A crucial element in maintaining continuity for faculty, staff and students was moving everyone to Microsoft Teams, a secure, cloud-based chat and group collaborative workspace. IT had moved USF Health to that platform last fall and planned to transition all USF students later this summer.

“We moved more than 50,000 student accounts, as our hashtag says, in a week,” says Chief Technology Officer Patrick Gall, ’06.

While that effort was a success, the IT team also knew the new communications platform would likely mean the now-remote Help Desk would have to field many questions.

“We knew it would be inundated,” Gall says, noting volunteers were recruited from across IT and temporary staffing was arranged as well.

The Help Desk experienced the predicted increase in call volume when classes resumed after spring break, responding to 1,000 inquiries per day compared to a normal volume of 200.

There were other needs to meet as well, including development of an institution-wide laptop/webcam loan program for faculty and students. That was accomplished through a collaborative funding effort involving IT, Student Government and the USF Libraries.

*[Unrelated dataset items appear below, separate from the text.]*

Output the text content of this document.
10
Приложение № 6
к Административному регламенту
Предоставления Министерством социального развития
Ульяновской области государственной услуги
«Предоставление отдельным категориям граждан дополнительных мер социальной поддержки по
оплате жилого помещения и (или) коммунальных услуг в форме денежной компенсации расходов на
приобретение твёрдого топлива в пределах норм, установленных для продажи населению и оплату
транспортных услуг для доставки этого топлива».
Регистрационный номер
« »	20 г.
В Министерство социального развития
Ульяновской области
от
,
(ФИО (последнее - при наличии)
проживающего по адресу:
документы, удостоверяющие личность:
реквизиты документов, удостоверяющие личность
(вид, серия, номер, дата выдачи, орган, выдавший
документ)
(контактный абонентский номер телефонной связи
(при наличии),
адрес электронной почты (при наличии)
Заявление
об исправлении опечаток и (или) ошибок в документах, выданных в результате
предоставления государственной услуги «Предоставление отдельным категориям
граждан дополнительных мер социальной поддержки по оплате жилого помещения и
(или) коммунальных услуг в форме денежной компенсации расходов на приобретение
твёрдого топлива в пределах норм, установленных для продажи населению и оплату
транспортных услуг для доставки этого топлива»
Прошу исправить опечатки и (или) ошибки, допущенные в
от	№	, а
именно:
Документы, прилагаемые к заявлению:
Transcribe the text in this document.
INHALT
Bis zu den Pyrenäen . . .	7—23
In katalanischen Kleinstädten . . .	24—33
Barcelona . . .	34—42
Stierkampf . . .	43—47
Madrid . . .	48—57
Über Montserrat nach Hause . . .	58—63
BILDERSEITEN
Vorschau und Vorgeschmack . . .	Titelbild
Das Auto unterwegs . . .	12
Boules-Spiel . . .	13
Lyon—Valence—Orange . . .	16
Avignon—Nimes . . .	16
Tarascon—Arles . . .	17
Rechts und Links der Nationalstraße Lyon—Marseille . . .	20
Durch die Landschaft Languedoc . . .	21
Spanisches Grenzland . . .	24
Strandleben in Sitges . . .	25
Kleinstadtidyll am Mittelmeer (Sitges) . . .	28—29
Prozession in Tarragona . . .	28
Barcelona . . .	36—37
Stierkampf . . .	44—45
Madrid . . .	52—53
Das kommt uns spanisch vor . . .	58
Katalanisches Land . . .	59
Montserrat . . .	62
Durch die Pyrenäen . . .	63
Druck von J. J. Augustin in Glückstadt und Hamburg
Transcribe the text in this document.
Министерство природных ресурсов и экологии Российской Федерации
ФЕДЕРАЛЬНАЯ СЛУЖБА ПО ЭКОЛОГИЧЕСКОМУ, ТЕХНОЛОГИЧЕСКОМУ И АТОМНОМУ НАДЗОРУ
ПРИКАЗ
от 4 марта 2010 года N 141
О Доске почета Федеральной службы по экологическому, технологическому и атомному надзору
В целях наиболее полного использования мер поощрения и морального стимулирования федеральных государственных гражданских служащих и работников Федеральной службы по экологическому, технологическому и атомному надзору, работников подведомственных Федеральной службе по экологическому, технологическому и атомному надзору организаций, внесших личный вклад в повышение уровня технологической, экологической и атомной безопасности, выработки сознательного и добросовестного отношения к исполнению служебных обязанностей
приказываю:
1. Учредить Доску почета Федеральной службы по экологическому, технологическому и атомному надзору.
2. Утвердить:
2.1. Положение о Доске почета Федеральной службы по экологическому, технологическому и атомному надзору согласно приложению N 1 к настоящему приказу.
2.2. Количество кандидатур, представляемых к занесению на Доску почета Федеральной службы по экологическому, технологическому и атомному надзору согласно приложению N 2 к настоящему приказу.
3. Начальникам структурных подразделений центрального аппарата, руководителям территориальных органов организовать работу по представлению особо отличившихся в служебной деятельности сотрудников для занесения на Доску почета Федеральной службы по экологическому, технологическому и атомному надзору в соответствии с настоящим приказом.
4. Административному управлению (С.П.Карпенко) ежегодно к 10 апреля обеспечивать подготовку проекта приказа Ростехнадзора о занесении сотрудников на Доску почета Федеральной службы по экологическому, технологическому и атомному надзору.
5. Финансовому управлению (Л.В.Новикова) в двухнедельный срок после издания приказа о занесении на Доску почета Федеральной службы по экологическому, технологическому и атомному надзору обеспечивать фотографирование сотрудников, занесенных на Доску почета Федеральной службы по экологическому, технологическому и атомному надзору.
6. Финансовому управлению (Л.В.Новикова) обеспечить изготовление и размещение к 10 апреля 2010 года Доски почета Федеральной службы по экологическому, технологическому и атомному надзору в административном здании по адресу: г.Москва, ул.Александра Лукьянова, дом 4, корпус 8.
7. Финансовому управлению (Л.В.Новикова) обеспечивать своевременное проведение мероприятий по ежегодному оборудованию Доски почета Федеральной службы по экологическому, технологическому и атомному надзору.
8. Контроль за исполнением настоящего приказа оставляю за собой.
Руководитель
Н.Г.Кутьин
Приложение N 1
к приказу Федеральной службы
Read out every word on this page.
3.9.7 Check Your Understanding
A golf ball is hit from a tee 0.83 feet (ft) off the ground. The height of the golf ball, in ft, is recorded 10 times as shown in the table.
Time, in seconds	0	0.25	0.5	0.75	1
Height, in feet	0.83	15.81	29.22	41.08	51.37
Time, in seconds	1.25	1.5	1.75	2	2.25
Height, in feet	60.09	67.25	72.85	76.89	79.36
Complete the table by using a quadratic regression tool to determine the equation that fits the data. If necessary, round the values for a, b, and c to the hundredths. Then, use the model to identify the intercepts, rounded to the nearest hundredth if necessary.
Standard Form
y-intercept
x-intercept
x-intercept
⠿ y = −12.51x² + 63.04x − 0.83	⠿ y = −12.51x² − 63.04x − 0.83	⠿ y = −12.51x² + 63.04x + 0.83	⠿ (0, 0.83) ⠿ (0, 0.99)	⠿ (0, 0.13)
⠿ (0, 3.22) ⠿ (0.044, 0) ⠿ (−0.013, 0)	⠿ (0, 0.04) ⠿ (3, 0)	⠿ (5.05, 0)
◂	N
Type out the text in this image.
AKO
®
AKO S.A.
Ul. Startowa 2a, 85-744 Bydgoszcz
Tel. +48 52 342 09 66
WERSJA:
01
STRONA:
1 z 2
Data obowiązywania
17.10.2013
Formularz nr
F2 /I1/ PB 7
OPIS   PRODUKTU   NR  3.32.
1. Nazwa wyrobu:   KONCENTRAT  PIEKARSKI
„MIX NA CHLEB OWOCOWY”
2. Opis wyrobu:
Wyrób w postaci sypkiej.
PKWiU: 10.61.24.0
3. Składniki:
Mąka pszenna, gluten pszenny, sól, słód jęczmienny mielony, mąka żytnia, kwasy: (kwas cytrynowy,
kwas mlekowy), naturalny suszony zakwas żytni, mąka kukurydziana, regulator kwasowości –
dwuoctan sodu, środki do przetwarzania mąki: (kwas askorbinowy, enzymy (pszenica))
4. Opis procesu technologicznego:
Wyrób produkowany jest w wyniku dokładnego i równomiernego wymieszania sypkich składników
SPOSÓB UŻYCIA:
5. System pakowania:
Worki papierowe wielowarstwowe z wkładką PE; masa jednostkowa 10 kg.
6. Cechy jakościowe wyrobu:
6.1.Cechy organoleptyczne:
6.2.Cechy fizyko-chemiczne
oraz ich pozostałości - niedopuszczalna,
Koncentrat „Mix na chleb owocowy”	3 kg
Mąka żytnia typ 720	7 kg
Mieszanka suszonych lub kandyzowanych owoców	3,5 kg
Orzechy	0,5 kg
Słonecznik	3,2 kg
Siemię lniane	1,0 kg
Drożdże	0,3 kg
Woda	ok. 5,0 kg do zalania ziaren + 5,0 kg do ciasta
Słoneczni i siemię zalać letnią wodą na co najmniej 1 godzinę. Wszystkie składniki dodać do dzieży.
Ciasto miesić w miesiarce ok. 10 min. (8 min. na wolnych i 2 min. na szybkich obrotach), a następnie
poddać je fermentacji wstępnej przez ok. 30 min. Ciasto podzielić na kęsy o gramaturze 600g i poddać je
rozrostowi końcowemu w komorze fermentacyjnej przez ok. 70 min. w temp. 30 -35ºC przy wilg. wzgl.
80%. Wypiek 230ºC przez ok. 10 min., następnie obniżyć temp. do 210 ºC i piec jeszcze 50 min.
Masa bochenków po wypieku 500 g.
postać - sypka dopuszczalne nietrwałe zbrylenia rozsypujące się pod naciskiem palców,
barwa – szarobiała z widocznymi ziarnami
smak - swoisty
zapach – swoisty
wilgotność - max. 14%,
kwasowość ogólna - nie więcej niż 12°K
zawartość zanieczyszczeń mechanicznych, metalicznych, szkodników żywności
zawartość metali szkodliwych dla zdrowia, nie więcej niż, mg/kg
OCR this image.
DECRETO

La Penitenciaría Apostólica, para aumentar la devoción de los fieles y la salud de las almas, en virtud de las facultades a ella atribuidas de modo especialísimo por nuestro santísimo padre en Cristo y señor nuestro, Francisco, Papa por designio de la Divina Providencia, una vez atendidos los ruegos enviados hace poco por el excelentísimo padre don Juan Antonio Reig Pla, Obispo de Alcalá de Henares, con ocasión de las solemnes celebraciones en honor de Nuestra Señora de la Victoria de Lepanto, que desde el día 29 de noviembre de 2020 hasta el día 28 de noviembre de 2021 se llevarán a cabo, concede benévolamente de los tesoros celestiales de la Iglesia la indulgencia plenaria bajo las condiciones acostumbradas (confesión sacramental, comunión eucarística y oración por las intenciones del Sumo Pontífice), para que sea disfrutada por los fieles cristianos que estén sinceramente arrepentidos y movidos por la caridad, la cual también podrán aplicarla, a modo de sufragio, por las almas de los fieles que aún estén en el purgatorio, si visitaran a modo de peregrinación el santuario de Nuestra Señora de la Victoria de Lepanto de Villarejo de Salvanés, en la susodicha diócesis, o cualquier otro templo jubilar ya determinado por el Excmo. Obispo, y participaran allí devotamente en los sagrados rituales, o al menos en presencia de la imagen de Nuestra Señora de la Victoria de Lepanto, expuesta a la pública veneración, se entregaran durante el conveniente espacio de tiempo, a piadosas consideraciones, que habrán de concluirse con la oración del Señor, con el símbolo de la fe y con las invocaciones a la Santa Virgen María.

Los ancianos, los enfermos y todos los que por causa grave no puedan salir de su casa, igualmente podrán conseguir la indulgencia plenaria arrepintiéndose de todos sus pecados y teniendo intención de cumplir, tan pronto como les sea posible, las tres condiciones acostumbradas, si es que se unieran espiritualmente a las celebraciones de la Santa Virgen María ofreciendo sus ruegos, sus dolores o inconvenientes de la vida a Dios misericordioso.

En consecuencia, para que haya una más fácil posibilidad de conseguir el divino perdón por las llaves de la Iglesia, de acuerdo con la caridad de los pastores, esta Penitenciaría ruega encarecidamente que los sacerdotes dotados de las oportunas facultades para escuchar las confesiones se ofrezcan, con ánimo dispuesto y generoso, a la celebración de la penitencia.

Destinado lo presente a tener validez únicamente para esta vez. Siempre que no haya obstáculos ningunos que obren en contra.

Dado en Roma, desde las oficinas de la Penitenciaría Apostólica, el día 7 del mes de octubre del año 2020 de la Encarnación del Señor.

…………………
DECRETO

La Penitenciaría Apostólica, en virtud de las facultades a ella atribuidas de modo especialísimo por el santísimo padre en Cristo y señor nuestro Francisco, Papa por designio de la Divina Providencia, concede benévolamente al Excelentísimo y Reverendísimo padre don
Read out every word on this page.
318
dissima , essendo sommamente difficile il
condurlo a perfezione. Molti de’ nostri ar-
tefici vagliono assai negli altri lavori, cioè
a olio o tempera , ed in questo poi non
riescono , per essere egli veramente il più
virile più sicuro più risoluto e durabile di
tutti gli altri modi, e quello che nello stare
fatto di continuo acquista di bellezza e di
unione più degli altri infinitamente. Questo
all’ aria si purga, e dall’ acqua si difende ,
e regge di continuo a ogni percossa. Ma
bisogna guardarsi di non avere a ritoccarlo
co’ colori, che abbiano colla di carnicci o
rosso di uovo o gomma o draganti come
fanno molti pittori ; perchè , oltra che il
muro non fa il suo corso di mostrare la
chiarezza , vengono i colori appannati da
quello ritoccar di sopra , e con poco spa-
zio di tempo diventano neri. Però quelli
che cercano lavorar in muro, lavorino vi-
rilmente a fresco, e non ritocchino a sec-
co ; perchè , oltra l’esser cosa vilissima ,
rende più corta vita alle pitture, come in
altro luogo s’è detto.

“The supply chain was disrupted, nothing was coming out of China,” says Beth Reid, director of business operations for IT. “If you wanted computers, you had to act quickly and you got what you got. We were able to secure 130 laptops for students at very good prices. Then we had requests from some students for webcams, and we were able to find some. We found another 40 laptops for USF Health’s practice plan after they discovered some of their desktops didn’t have WIFI capability.”

A request from a college dean prompted Fernandes and his team to create a process for students to schedule virtual drop-in appointments with advisors. Another application had to be created – within three days – to facilitate the new pass/fail system for courses. Approval of the federal CARES Act necessitated another new application so students could apply for financial assistance. Using Microsoft Teams, IT helped USF Health implement telehealth so patients could consult remotely with physicians.

“Given all of the variables of what could have gone wrong with all of these new processes, we believe this has gone relatively well,” Fernandes says. “We’ve solved problems. The clients we have spoken with have said this whole transition has gone way better than they might have expected.”